In 2008, the shire's offices were located at 24 Conran Street. The Peak Downs Cemetery was also located in Capella.

On 15 March 2008 Peak Downs Shire was abolished by being amalgamated with Shire of Bauhinia, Shire of Duaringa and Shire of Emerald to create Emerald Regional Council.

==Towns and localities==
The Shire of Peak Downs included the following settlements:

Towns:
- Capella
- Tieri

==Economy==
It had about 4,000 inhabitants, the primary economic activities in the shire are coal mining, farming and grazing.

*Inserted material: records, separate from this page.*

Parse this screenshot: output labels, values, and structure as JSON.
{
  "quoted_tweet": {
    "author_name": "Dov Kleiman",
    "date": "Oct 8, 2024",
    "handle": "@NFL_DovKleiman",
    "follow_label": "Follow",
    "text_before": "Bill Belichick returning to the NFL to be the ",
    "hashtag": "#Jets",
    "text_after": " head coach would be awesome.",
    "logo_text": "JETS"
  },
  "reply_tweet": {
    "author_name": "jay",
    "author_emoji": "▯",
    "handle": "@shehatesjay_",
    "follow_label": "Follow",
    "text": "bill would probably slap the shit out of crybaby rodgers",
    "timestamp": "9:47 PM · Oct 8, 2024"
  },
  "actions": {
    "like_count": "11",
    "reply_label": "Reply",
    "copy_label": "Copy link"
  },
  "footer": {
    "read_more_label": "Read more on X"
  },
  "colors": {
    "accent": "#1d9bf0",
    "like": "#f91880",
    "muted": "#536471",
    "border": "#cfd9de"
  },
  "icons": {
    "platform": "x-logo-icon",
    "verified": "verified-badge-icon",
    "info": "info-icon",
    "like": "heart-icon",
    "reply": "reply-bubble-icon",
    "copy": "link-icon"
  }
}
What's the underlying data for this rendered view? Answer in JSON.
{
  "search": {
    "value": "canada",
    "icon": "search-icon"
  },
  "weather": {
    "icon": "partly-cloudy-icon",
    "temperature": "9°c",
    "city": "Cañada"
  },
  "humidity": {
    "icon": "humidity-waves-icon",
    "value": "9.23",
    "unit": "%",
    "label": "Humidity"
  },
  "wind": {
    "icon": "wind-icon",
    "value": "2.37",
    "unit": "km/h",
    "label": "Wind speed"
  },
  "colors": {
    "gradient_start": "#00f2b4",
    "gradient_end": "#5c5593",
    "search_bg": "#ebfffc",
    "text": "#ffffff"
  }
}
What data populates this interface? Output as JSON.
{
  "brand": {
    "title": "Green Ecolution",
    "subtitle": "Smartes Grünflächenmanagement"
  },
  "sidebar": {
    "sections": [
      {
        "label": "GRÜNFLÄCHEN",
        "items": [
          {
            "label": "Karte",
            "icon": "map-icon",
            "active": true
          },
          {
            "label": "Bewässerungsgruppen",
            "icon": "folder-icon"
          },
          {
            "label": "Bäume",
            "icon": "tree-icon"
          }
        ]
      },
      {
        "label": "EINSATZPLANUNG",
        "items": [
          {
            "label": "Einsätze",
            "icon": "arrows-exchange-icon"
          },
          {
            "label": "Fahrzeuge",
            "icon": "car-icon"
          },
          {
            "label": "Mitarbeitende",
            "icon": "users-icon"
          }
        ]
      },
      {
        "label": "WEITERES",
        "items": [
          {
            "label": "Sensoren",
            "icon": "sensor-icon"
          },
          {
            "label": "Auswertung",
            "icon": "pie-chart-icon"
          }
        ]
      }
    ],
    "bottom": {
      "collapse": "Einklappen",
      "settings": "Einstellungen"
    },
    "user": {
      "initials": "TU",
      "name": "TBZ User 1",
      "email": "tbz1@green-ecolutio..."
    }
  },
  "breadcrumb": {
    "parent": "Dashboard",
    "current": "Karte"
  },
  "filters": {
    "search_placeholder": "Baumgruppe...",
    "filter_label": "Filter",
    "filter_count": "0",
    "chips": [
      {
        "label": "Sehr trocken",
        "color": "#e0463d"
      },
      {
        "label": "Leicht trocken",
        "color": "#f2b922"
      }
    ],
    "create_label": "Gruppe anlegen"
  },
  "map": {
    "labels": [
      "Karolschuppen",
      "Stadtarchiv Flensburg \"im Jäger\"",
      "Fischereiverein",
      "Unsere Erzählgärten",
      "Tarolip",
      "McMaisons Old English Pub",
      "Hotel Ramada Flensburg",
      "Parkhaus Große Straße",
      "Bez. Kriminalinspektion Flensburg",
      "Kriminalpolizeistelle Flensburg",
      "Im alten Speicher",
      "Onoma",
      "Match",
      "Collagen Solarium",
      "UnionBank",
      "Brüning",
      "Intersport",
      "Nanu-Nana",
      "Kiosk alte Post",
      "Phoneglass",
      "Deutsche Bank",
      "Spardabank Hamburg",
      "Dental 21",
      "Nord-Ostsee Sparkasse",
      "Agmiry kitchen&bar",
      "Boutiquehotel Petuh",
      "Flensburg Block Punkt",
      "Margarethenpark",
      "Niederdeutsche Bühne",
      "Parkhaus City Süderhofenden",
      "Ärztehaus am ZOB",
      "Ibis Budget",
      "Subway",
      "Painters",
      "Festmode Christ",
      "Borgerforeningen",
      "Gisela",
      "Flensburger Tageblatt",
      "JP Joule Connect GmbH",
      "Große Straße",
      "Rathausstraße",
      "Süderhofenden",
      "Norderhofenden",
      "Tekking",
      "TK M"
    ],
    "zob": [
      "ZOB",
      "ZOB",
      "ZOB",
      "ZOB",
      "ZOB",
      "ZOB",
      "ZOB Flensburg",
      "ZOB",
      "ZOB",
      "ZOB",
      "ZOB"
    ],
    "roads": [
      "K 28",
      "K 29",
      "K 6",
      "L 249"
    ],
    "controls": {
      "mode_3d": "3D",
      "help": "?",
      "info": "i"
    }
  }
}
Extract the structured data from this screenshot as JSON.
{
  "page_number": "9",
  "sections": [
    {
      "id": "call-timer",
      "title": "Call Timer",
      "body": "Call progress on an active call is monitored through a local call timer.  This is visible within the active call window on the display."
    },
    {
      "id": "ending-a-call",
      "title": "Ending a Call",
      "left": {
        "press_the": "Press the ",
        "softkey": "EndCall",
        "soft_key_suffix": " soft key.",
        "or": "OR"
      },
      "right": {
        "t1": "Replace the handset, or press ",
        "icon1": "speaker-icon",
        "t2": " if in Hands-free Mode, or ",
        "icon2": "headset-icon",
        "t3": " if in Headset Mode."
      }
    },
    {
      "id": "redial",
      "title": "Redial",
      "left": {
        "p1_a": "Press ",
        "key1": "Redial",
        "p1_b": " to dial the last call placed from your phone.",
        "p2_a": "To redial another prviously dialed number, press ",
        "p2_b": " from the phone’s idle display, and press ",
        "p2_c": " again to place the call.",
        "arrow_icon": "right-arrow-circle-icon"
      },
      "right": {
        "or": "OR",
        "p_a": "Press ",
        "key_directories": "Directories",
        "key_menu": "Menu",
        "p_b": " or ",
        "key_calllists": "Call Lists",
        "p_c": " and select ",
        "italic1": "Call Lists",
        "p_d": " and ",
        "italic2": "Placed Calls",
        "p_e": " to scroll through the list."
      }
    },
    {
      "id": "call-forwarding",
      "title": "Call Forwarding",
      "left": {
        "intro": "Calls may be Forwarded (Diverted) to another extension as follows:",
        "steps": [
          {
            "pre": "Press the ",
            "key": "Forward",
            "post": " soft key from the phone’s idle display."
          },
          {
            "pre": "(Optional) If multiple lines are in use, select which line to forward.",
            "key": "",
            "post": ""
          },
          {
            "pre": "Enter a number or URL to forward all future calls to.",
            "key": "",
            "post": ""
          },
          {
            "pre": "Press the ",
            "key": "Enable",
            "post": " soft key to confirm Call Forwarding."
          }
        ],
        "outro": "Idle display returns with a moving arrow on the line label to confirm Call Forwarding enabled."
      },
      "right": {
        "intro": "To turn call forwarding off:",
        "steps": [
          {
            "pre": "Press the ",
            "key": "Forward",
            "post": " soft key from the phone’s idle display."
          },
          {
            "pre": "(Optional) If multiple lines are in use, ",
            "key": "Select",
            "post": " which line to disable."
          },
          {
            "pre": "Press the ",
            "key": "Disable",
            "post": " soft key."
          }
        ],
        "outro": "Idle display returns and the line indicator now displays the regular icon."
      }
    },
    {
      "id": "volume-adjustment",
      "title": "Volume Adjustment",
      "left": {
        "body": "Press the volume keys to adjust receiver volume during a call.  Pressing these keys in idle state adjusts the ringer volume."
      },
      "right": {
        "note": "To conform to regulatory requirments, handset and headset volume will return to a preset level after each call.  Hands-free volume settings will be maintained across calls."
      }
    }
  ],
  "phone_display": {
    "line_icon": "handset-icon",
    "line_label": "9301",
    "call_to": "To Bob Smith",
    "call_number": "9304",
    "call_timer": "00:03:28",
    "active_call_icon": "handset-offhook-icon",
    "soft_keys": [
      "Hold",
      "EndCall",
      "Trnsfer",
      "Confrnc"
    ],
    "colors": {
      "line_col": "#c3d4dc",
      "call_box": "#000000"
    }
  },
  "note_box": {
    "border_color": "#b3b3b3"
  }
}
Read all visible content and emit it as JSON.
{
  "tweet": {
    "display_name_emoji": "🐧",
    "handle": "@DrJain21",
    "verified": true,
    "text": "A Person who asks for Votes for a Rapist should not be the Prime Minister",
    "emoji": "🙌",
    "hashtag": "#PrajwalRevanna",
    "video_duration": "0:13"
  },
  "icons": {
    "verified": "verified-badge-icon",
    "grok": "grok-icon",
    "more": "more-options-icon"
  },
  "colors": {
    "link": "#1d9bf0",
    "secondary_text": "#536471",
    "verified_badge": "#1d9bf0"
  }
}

The Shire is part of the Bowen Basin, a major coal deposit. Mining began in the shire in the late 1970s with the opening of Gregory coal mine in 1979, which was followed by Mount Isa Mines' Oaky Creek coal mine in 1983. Oaky Creek was also the reason behind the construction of the township of Tieri, whose sole purpose was to house the workforce that was required to operate Oaky Creek. Three more mines were opened in the 1990s – Ensham/Yongala, Crinum and Gordonstone (later purchased by Rio Tinto and renamed Kestrel coal mine).

Peak Downs is also an area of intensive agricultural production, which is made possible by its black soil plains and is typified by the abundance and variety of grains in the Shire. Grains planted include sorghum, wheat, barley, sunflower and more recently chickpeas.

==Chairmen and mayors==

=== Chairmen ===
- 1927: Percy Charles Allan

=== Mayors ===
In 1993, the Local Government Act Number 70 was introduced; it included that all heads of local government councils should be known as mayors and all other elected representatives were to be known as councillors.